Número do processo0600489-14.2014.8.24.0079
Data04 Outubro 2019
Tribunal de OrigemVideira
ÓrgãoTerceira Câmara de Direito Público
Classe processualRemessa Necessária Cível
Tipo de documentoDecisão Monocrática



ESTADO DE SANTA CATARINA

TRIBUNAL DE JUSTIÇA


Remessa Necessária Cível n. 0600489-14.2014.8.24.0079 de Videira

Autor : Vilmar Godoy (Representado por seu pai) Juvenal Godoy
Advogados : Johny Marcos Tibes de Souza (OAB: 34564/SC) e outro
Réu : Estado de Santa Catarina
Procurador : Andre Martinez Rossi (OAB: 32778/SC)
Relator : Desembargador Jaime Ramos

DECISÃO MONOCRÁTICA TERMINATIVA

Na Comarca de Videira, V. G., representado por seu genitor e curador, J. G. ajuizou "ação revisional de benefício - pensão especial" contra o Estado de Santa Catarina aduzindo que, por ser portador de deficiência mental que o incapacita para o provimento de sua manutenção, aufere benefício assistencial do réu destinado a excepcionais; que, nos termos dos art. 203, inciso V, da Constituição Federal e do art. 157, V, da Carta Estadual, tem direito de auferir referido benefício assistencial no valor de um salário mínimo, porém, isso não ocorreu de forma integral, daí porque o réu lhe deve pagar todas as diferenças em razão do pagamento inferior ao devido; que a jurisprudência é pacífica quanto ao direito alegado.

Requereu a concessão da justiça gratuita e, ao final, a procedência dos pedidos para que seja determinada a revisão do benefício de pensão elevando o seu valor a um salário mínimo e condenado o réu ao pagamento das diferenças apuradas desde a implantação do benefício.

A justiça gratuita foi deferida à parte autora (pág. 38).

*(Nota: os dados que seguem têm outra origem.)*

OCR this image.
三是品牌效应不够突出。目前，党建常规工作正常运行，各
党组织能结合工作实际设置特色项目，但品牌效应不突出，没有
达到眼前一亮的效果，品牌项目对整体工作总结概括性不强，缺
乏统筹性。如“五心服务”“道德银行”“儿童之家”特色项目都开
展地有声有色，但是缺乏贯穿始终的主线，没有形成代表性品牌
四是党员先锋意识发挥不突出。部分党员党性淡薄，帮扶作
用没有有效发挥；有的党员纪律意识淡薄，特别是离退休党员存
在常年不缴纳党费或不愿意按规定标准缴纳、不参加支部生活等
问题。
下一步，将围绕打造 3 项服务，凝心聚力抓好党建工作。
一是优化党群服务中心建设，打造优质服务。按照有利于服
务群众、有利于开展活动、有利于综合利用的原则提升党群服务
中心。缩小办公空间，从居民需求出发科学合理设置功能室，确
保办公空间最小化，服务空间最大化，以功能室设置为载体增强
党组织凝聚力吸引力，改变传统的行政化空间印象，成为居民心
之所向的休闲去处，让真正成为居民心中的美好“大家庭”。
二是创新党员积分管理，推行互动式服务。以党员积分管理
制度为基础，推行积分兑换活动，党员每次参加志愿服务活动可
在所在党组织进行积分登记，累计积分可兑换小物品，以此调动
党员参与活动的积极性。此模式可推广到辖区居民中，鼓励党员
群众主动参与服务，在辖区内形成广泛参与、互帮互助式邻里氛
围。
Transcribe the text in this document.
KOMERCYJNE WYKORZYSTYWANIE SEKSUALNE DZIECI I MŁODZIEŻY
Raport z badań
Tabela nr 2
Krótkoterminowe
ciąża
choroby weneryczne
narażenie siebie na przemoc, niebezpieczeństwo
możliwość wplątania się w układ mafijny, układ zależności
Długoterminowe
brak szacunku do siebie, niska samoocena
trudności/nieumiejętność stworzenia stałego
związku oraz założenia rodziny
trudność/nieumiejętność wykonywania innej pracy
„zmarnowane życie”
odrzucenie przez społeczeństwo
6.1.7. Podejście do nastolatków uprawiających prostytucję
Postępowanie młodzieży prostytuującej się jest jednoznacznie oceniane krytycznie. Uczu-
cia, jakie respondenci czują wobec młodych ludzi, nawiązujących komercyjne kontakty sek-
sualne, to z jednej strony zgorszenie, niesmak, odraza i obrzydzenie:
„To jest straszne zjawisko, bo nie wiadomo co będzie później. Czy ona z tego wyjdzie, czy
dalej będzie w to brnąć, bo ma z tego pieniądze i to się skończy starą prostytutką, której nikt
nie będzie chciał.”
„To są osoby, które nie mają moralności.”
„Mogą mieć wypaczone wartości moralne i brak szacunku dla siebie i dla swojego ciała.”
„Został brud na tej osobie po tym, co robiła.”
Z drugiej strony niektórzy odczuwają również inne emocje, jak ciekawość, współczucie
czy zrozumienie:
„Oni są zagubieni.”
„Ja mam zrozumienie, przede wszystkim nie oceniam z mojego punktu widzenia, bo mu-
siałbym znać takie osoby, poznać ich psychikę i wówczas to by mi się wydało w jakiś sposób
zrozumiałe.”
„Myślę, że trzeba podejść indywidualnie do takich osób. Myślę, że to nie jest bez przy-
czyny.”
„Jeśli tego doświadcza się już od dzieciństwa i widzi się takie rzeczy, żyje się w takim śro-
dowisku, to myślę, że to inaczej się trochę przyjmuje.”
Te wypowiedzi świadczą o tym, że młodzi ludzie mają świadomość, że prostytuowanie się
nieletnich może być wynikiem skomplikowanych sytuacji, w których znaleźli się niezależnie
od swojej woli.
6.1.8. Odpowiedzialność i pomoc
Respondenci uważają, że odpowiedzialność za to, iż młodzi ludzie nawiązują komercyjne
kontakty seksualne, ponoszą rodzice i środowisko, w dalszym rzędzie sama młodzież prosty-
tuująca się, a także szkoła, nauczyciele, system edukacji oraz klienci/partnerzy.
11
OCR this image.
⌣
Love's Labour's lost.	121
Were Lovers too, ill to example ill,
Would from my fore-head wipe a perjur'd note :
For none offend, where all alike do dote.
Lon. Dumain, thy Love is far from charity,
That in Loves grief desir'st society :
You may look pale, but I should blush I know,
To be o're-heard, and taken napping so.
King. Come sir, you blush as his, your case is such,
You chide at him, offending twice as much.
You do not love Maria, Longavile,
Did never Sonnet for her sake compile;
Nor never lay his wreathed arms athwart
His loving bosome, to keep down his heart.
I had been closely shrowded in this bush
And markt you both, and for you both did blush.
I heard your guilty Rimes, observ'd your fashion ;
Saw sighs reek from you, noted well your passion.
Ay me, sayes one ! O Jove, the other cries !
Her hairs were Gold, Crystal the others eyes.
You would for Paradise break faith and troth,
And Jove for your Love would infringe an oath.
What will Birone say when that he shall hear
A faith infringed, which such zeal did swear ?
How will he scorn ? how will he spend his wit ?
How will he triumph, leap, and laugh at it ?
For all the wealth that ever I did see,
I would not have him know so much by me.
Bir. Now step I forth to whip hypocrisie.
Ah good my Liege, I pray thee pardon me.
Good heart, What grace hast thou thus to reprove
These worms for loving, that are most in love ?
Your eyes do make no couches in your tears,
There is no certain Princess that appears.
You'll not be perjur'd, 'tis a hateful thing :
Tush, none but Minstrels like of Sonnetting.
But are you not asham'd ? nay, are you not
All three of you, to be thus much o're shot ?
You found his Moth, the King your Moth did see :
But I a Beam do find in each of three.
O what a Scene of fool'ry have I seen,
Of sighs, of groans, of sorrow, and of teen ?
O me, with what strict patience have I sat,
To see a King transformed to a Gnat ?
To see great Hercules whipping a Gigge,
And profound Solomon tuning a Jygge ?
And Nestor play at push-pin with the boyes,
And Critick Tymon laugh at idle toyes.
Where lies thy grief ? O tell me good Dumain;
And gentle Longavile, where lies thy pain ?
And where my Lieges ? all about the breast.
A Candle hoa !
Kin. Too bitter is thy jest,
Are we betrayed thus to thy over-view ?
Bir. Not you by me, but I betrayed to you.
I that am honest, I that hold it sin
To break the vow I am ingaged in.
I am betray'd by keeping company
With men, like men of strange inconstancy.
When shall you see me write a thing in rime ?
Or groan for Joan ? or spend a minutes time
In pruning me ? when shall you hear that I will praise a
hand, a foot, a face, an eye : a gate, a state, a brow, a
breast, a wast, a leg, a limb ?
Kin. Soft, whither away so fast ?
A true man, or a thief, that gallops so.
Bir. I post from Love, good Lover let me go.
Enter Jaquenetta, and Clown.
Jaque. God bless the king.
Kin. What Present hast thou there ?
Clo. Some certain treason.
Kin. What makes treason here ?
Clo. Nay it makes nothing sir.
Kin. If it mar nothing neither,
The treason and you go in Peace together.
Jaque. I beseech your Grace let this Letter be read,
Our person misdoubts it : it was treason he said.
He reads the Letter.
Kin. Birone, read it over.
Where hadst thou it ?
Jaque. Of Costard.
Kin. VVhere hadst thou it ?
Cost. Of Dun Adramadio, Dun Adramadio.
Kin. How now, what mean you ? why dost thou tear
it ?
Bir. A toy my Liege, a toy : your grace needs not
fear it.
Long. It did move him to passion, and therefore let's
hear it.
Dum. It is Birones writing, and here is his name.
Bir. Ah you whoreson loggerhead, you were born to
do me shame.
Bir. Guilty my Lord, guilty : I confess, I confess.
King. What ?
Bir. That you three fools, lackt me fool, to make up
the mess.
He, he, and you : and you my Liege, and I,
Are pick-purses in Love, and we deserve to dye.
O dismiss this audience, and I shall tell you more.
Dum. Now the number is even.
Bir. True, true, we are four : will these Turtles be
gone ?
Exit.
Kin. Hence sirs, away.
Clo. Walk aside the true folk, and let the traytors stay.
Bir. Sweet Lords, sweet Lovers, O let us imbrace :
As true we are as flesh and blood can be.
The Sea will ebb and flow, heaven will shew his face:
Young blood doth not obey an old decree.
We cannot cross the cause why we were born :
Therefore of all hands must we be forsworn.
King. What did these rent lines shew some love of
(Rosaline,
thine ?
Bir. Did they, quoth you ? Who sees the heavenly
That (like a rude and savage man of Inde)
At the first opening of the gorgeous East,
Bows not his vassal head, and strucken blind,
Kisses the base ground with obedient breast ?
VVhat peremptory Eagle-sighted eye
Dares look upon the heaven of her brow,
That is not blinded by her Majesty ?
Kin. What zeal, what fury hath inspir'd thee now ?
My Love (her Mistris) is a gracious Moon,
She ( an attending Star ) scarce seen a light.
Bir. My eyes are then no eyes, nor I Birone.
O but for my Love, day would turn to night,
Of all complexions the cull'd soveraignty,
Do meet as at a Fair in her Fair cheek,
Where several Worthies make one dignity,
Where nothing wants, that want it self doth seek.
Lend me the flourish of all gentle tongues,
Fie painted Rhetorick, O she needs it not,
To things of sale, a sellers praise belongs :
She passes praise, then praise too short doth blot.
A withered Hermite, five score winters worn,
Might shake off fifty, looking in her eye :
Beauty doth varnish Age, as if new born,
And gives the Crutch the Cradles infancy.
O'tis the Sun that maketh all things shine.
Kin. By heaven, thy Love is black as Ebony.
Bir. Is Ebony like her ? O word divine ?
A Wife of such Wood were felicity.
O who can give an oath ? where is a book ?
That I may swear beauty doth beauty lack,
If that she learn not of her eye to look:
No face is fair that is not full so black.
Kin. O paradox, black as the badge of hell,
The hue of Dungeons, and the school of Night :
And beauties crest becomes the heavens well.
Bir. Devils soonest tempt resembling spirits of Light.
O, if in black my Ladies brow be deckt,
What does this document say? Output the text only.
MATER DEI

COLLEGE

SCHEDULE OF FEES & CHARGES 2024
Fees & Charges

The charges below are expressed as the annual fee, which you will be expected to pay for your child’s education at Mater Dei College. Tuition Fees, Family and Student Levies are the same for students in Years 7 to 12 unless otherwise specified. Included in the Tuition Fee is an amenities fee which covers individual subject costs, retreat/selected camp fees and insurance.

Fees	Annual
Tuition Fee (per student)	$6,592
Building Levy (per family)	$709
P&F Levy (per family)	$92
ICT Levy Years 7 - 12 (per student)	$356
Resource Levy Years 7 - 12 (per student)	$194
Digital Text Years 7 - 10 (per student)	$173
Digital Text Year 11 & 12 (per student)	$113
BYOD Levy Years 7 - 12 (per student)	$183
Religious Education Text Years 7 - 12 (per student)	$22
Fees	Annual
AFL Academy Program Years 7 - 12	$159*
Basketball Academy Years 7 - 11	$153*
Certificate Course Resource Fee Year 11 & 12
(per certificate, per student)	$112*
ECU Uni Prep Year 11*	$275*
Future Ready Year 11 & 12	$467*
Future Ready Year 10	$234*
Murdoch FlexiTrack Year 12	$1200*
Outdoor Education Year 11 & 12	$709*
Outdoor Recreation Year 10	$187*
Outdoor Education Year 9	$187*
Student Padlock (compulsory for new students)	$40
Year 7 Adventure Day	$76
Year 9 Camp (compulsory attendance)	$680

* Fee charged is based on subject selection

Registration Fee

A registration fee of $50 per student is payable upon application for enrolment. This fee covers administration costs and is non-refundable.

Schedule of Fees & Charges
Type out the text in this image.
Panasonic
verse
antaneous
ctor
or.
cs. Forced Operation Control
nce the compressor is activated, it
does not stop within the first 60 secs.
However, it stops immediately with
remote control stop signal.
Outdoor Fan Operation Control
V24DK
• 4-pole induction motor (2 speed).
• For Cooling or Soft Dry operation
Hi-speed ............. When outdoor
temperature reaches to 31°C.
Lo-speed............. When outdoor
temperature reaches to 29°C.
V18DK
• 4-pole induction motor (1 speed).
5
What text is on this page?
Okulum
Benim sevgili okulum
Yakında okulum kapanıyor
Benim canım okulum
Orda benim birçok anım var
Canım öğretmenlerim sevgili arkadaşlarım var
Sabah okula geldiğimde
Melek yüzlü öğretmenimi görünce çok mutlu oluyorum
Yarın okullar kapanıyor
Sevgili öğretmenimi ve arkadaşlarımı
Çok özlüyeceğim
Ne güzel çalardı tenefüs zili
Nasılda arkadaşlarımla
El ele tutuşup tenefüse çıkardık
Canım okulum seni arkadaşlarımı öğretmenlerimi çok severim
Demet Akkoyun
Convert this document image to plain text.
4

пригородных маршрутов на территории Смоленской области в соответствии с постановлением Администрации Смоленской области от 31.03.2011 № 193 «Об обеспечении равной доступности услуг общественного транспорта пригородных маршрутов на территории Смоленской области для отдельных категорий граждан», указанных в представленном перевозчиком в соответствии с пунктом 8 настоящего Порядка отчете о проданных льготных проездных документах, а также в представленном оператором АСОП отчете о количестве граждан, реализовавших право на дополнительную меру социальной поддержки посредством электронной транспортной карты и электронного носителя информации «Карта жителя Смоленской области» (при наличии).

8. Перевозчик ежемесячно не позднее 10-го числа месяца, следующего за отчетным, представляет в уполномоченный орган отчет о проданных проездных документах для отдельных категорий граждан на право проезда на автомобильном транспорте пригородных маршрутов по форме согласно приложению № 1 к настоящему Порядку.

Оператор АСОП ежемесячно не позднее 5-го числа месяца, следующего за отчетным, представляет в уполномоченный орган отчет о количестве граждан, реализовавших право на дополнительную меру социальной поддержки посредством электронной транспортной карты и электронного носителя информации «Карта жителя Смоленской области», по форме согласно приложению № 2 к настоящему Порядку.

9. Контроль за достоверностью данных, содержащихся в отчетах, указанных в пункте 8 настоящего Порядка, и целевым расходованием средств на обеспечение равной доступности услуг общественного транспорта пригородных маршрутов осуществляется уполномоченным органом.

Citado, o Estado de Santa Catarina contestou arguindo, preliminarmente: a) falta de autorização do juiz do processo de interdição; b) ausência de interesse de agir em relação às parcelas futuras e às vencidas desde 27/7/2013; c) prescrição da postulação no prazo trienal ou, subsidiariamente, quinquenal. No mérito, alegou a inexistência do direito à majoração em período anterior à vigência da Lei Estadual n. 16.063/2013, vez que a pensão é decorrente de lei estadual, e sendo assim, não está amparada pela Constituição do Estado e ou Federal, pois não se trata de um benefício previdenciário, mas de uma pensão graciosa, cujo benefício não incide o valor de 01 (um) salário mínimo. Sustentou, por fim, violação aos princípios da separação dos poderes e da justeza, além de ofensa ao orçamento público e do impacto financeiro à Fazenda Pública.

Intimada, a parte autora apresentou réplica à contestação.

O representante do Ministério Público opinou pela procedência do pedido.

Na sequência, o douto Magistrado, ao sentenciar o feito, julgou procedente o pedido formulado na inicial, consignando na parte dispositiva do decisório:

Ante o exposto, JULGO PROCEDENTES os pedidos iniciais para:

a) reconhecer o direito do autor de perceber a pensão mensal instituída pela Lei Estadual n. 6.185/1982 em valor equivalente a um salário mínimo de 16.4.1985 a 24.7.2013;

b) condenar o Estado de Santa Catarina a pagar os valores das respectivas diferenças, acrescidas de correção monetária e juros de mora, na forma da fundamentação, ressalvada a possibilidade de alteração quando da fase de liquidação, nos termos do que for julgado em definitivo pelo STF acerca do tema 810.

Sem custas processuais.

Arca o Estado, no entanto, com os honorários advocatícios, que fixo em 10% sobre o valor da soma dos valores devidos até a data desta sentença, a teor do art. 85, §3º, do CPC.

Sentença sujeita a reexame necessário.

Em razão da ausência de interposição de recurso voluntário, os autos ascenderam a este Tribunal para análise da remessa necessária.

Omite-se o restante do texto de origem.